Для тебя открыта дверь.
Без тебя я пропадаю,
Будь то Суздаль или Тверь,
Будь Париж и даже Лондон,
Будь Берлин, Мадагаскар.
Я сейчас в ночи бессонной
Пью, как будто я гусар.
Не гусар я и не воин,
Всего-навсего поэт,
И на сердце очень больно,
Что тебя со мною нет.
Я люблю тебя так сильно,
Что хочу дарить всё-всё,
Но на улице лишь ливень,
Что врывается в окно.
По нему найти тебя бы
И прийти к тебе скорей.
Где же ты, моя родная?
Для тебя открыта дверь.
– Ну ты талант! – засмеялась консьержка и захлопала в ладоши. – Смешной же ты! Сам прогнал, а теперь убиваешься!
– Я не прогонял мою жену! – воскликнул Шуберт и убежал в комнату, не желая, чтобы Евгения Леопольдовна увидела, что он заплакал, но она тут же последовала за ним.
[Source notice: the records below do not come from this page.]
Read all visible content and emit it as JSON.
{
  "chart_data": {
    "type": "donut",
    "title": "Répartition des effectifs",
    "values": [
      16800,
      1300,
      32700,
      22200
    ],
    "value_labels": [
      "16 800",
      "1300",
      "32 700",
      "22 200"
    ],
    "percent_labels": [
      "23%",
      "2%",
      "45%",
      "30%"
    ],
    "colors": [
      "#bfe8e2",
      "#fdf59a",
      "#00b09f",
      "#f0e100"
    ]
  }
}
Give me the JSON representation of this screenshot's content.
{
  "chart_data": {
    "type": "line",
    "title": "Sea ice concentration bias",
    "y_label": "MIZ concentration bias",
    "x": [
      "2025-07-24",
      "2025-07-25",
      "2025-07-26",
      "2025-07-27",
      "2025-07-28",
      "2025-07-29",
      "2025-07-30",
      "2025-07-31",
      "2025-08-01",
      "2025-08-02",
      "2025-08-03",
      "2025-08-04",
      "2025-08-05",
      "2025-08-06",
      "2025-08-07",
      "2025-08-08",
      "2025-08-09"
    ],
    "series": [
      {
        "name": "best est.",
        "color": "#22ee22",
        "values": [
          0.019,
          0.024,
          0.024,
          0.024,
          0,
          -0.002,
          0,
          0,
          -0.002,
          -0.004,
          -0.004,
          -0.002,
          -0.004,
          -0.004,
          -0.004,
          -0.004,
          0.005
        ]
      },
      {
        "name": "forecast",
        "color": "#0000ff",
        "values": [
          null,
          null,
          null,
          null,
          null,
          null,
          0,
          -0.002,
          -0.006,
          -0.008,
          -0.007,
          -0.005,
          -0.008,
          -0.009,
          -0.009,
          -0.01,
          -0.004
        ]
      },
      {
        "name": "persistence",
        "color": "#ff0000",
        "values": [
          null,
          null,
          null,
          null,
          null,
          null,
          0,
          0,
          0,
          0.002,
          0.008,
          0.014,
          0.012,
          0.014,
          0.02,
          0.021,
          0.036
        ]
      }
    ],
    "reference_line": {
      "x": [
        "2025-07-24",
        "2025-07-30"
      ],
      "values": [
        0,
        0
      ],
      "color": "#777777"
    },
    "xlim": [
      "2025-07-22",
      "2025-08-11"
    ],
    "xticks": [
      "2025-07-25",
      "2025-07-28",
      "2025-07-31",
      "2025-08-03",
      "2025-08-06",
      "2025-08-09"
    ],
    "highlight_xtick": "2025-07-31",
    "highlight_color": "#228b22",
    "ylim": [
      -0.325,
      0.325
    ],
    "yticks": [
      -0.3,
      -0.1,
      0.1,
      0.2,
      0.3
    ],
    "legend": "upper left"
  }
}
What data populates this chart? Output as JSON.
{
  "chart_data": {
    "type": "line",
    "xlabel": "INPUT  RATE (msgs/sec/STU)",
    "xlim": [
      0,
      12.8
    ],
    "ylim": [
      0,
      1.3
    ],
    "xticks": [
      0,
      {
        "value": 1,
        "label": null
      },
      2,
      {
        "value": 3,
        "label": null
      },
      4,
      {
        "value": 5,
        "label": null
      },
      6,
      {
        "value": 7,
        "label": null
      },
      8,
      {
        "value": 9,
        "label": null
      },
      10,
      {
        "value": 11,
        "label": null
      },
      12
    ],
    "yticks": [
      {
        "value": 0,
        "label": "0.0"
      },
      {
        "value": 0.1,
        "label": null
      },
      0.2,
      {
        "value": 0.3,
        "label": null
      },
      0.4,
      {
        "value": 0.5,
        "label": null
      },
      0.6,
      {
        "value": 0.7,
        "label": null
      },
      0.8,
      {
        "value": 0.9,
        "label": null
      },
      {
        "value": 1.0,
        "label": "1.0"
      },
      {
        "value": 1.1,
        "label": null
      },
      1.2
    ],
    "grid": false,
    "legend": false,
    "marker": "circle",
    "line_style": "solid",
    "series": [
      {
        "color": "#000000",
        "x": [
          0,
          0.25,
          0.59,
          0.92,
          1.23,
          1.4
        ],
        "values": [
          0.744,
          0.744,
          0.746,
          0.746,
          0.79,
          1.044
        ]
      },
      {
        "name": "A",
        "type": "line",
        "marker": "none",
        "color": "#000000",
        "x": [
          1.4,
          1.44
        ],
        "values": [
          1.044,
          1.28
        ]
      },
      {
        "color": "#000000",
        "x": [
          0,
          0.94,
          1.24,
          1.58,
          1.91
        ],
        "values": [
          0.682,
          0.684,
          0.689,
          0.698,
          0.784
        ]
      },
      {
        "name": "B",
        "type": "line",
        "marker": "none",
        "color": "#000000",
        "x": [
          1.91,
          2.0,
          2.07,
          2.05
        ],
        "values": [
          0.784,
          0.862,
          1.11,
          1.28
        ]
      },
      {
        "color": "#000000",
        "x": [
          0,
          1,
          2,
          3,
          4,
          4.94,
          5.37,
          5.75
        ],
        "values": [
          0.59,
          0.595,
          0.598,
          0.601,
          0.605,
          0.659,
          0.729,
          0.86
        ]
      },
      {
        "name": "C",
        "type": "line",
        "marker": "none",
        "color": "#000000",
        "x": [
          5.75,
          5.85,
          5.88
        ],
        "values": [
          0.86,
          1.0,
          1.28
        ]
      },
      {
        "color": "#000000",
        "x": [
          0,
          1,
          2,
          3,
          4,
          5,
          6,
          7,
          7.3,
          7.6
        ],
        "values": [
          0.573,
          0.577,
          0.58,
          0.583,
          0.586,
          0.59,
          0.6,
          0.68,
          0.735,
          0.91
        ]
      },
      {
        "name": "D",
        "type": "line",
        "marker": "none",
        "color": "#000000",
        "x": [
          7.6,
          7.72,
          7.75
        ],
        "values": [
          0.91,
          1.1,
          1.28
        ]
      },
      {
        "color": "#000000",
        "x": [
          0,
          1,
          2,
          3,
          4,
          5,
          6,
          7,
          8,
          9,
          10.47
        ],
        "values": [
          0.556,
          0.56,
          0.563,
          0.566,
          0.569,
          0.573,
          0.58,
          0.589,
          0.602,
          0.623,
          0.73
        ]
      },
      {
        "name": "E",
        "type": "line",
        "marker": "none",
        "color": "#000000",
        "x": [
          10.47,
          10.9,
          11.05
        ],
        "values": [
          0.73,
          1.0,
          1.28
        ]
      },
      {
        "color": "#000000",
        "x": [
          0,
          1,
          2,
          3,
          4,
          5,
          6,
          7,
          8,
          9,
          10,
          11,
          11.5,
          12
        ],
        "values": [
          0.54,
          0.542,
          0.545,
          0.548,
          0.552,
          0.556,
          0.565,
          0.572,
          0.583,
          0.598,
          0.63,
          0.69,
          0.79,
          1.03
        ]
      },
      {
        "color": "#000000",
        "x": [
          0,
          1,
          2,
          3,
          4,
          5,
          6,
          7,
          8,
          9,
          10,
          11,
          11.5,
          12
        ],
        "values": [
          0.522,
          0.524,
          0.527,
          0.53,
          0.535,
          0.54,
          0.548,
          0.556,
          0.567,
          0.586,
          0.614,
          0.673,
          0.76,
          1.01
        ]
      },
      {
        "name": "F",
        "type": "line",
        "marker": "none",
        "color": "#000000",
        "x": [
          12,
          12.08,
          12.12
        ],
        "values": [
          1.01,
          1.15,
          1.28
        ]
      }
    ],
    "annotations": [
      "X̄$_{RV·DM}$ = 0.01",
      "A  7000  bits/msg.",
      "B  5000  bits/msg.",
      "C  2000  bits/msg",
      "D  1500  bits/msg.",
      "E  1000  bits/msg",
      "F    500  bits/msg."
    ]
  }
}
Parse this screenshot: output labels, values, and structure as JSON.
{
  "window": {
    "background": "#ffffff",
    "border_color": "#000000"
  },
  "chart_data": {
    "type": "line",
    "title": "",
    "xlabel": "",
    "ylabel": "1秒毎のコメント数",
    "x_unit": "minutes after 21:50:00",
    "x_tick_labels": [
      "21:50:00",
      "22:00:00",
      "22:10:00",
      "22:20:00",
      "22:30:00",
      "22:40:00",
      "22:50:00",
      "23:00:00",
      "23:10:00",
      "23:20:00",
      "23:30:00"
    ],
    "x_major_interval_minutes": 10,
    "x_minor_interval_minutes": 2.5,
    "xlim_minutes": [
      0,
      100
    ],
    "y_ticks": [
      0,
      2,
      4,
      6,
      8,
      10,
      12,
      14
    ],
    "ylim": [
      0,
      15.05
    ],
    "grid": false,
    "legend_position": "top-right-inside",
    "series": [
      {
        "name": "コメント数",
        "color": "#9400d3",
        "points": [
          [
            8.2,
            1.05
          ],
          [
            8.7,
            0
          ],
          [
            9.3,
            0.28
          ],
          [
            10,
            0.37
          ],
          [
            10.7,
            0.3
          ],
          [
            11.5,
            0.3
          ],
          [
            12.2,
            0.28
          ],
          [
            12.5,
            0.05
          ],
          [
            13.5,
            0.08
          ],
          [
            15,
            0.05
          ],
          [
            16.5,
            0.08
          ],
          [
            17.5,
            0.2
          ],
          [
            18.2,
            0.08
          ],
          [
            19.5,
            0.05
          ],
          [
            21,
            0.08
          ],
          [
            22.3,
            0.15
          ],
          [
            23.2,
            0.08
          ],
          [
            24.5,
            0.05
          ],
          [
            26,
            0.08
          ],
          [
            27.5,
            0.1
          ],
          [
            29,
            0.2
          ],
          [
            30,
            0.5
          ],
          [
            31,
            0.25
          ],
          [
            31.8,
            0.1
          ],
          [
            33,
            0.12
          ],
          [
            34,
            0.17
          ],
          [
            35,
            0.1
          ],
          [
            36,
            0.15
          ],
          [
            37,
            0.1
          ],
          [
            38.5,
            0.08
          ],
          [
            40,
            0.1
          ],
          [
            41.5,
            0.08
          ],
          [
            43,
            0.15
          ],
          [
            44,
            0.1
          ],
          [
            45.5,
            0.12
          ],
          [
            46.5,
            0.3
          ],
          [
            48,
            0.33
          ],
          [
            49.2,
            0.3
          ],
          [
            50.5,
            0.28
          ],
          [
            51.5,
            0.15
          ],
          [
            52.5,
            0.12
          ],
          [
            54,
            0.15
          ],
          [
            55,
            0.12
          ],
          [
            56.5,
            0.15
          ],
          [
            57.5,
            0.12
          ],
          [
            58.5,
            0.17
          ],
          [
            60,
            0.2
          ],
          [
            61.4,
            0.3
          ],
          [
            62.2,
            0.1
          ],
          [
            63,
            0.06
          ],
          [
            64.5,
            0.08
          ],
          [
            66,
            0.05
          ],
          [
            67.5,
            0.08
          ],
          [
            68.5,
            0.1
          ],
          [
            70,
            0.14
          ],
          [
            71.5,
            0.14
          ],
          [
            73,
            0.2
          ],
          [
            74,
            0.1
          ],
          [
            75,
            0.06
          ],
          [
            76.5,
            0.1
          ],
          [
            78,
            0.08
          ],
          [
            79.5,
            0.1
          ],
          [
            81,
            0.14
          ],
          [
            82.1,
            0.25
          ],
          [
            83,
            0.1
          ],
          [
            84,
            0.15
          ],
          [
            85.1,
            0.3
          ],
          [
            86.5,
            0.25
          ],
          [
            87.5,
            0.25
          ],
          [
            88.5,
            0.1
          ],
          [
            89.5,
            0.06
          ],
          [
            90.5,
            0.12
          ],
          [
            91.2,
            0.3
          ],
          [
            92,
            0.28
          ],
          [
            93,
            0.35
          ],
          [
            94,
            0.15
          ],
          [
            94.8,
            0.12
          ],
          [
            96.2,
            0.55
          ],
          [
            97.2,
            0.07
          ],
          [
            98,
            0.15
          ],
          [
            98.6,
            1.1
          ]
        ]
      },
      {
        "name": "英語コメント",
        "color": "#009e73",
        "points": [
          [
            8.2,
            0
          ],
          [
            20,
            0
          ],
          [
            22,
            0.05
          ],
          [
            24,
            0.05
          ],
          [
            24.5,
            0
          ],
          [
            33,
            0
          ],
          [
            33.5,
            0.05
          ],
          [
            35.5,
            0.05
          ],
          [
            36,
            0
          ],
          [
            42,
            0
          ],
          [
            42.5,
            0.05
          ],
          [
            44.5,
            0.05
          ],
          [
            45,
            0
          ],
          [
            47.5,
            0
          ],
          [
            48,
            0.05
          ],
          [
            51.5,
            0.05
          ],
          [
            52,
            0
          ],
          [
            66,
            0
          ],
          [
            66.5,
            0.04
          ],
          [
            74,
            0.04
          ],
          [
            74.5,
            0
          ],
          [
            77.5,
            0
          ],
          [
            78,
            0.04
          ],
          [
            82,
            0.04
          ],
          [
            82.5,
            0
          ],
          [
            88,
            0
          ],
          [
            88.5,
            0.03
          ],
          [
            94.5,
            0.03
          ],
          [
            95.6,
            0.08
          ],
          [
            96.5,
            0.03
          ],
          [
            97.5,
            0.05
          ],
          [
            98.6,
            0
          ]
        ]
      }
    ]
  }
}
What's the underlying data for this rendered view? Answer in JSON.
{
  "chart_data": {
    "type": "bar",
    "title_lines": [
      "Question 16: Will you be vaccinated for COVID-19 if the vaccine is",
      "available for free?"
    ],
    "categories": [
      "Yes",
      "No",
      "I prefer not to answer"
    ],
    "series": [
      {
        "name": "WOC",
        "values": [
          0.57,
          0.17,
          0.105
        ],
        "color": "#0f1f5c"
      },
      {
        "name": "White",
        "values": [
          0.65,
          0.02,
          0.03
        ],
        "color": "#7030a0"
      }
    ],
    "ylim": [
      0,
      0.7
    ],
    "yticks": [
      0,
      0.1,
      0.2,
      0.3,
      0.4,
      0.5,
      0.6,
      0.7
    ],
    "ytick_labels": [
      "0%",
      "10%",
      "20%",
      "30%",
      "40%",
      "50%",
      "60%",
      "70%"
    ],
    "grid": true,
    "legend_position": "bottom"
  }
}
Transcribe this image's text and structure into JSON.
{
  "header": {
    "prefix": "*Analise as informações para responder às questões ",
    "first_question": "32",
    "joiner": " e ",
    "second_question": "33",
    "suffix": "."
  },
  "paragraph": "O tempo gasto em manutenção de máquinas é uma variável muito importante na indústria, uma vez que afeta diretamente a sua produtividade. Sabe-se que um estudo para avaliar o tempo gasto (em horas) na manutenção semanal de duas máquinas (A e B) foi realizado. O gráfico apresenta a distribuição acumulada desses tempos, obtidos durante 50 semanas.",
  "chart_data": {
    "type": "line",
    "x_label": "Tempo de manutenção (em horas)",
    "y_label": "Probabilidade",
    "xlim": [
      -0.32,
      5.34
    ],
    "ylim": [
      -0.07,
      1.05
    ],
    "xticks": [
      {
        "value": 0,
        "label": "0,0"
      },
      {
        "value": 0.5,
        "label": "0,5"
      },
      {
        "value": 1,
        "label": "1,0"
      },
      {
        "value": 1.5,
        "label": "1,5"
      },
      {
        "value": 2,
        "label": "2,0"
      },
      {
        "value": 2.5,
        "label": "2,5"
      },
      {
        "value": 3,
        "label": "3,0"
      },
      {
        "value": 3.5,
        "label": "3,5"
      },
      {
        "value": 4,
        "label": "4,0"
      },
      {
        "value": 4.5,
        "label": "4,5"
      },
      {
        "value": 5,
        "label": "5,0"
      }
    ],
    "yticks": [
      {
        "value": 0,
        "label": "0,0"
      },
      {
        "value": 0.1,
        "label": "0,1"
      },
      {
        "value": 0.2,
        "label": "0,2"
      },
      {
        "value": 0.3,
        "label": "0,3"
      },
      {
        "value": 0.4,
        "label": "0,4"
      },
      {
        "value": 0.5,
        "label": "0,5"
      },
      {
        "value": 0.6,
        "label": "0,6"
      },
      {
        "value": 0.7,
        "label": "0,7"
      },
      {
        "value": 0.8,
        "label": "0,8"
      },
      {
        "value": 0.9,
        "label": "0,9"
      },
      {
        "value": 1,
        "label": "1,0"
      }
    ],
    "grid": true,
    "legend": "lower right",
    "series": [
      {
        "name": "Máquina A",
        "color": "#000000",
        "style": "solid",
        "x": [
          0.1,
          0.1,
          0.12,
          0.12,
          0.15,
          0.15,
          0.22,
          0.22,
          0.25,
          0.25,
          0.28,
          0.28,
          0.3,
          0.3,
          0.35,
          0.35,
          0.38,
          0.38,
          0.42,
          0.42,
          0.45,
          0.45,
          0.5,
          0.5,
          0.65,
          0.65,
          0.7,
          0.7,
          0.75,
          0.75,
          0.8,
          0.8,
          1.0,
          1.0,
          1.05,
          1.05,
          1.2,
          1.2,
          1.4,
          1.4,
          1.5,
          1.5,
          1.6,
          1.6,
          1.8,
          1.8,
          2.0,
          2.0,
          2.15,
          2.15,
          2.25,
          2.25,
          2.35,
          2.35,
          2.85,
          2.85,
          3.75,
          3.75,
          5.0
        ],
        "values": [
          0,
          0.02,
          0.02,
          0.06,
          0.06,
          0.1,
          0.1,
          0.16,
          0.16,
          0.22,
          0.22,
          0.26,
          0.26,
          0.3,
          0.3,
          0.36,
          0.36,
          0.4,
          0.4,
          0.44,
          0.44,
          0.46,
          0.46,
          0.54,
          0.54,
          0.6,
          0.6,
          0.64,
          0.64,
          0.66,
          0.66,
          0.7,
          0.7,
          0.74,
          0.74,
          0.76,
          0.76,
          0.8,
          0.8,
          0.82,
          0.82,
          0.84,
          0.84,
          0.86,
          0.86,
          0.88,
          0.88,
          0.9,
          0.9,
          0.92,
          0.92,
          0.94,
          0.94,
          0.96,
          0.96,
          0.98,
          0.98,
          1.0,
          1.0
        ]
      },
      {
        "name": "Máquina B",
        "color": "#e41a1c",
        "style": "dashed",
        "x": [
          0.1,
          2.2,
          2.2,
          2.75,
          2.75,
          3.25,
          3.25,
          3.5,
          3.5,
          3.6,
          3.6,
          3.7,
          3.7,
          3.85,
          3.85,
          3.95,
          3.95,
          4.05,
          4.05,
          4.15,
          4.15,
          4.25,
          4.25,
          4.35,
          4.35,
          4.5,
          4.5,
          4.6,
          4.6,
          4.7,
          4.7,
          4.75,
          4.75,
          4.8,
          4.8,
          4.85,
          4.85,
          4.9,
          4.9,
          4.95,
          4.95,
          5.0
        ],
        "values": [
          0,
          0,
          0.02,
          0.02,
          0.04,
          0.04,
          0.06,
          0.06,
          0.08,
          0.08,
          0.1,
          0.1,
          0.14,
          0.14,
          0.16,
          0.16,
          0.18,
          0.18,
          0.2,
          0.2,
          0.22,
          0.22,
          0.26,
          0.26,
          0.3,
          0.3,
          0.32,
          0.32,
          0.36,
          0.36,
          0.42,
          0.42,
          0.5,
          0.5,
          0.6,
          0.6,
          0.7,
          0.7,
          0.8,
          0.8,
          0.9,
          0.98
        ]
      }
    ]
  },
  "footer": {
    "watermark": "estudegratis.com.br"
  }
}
– Э, дружочек, ну прости дуру, если обидела чем! Ну не хотела я.
Шуберт отнял руки от лица и внимательно посмотрел на гостью.
– Э, что-то я притомилась, да и бормотуха твоя уже бурлит в животе, – хихикнула консьержка.
– Давайте я вас провожу! – живо откликнулся Шуберт, который только и ждал, когда же она уйдёт.
– Нет, милок, мне что-то даже до будки моей тяжело дойти, хоть она на первом этаже. Я тут у тебя устроюсь, уж больно мне нехорошо… – она легла поперёк кровати и тут же захрапела.
– Евгения Леопольдовна! – растерянно пробормотал Шуберт, не зная, что предпринять. – Евгения Леопольдовна! А как же я?
Он пошёл в кладовку в поисках старенькой разваливающейся раскладушки, которую до сих пор так и не выбросили, попытался оттащить её от стены, но она как будто прилипла. Тогда поэт вздохнул и побрёл на кухню. Там он сидел, опёршись щекой на ладонь, а когда заснул, упал на пол и так и проспал всю ночь на полу.